While much focus goes on the large projects, some of the smaller ones are having a big impact, too. One of these is the International Small Grants Fund (ISGF). This year Luke Tinker, a student at Sheffield Hallam University, spent the summer with the Football Foundation of South Africa coaching football to children from the townships of Gansbaai and Masakhane and helping educate them as part of an exchange programme funded by the ISGF.
It was an experience Tinker describes found rewarding and which has helped him recognise how providing sport to those who most need it can have a positive effect on social development and change.
Here is his story…
I was delighted to be chosen to make the trip to the Football Foundation of South Africa (FFSA) because there was lots of competition for the internship.
"I wanted to challenge myself, go out of my comfort zone and develop my personal and professional skills"
I wanted to challenge myself, go out of my comfort zone and develop my personal and professional skills and I was motivated to go and do the best job possible.
I have a Football Association qualification and have volunteered a lot of time coaching football at grassroots clubs including Sheffield Wednesday’s community projects, so it seemed my hard work had finally been rewarded with this opportunity to travel to the other side of the world to coach the sport I love.
I was the first football coach the Premier League has sponsored to support and develop the organisation and the first few days were ones of adjustment. I learnt a lot from observing while adapting to a new environment. Within the first few days problems of poverty, racism and the divide between the rich and the poor were clear to see.
On my first day of coaching I was very excited to oversee a friendly match organised to celebrate "Freedom Day". There were many talented individuals who clearly enjoyed playing and the celebrations were a joy to watch, although it was sad to see such good players without proper equipment. Many had no boots and others only had one to wear.
"Many of the players had no boots and others only had one to wear"
My primary role was to coach two-hour classes of football to age groups which were combined due to the many children. Sessions included children from four or five, because their brothers had to look after them, up to 20. We split the groups into Under-11s, Under-15s and Under-19s with at least 20 players per group.
I also arranged matches for the teams with help from local coaches as there are no structured junior leagues, so the boys would train four times a week without a match in months. We organised three games and attended a five-a-side tournament to celebrate "Youth Day". We travelled to the matches with some boys. For some it was the first time they had been outside their township of Gansbaai.
Twice a week I would deliver after-school fun with multi-skills activities for under-10s in the township of Masakhane and I also travelled to another small town, Stanford, twice a week as part of the expanding after-school football sessions programme.

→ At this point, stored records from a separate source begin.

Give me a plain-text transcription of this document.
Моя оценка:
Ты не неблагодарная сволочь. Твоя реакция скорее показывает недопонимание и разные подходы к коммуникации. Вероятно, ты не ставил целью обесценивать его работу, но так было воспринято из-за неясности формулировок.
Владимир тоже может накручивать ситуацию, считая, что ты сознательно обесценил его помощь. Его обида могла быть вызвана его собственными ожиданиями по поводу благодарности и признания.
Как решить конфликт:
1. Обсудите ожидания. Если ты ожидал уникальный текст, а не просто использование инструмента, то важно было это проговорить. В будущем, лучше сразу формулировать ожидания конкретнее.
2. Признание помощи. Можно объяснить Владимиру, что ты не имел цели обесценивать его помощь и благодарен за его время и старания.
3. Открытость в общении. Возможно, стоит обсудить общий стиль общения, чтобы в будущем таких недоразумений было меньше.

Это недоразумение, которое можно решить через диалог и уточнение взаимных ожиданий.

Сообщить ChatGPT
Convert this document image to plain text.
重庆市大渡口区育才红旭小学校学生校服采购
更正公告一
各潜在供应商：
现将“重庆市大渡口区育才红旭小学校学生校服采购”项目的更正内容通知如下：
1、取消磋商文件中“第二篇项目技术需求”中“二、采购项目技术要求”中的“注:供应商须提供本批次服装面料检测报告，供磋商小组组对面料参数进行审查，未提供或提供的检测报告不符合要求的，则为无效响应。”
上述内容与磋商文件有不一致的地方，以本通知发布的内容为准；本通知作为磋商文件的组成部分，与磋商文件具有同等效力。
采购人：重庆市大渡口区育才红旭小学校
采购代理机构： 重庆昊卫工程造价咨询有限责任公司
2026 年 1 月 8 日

I also supported the Dibanisa environmental education programme, assisted in delivering HIV and awareness lessons and played for the FFSA team who compete against other teams from the townships in the local men’s league. I thought this would be a way to gain more respect from the boys as player-coach.
"I was continually inspired by so many children coming to the sessions with smiles on their faces"
What I am most proud of and where I have left my greatest legacy was the mentoring and tutoring of the two full-time coaches. I first had to earn their respect and I was then able to deliver support, training and coach education specific to football, while giving them ICT lessons – something they had never had before.
I gained an enormous amount from my stay. Every day was different. I was continually inspired by so many children coming to the sessions with smiles on their faces. It was clear that playing football was the best part of their day and even when they were not at training I would see them outside their shacks on the street playing with some kind of ball.
My time with the FFSA made me believe anything is possible and there is always a way. I became more motivated every day as I saw how much they enjoyed my coaching. This gave me confidence to do everything possible to help where I could, doing more than my job role required of me.
I had the privilege of handing out 15 pairs of old boots donated to the organisation and I have never seen children look so happy. The selected recipients had been in the foundation for a long time, and were rewarded for their long-term commitment and attitude towards training, the coaches and team-mates.
"One boy said that everything I had told him had inspired him to look at life in a different way"
The biggest change I witnessed, though, was in the two full-time coaches, Mziyanda and Bulelani. They gained a great deal from the time I spent with them and appreciated the amount of time and effort I invested in them.
Saying goodbye to players and coaches was difficult but I received a message from one boy who said that everything I had told him had inspired him to look at life in a different way.
As a result of my experience in South Africa, when I graduate I will be even more open to the idea of helping to provide sport to those who most need it and having a positive effect on social development and change.
I now have a real understanding of the power of sport and how much it can impact people’s lives and so will be happy in any job that uses sport to put smiles on faces.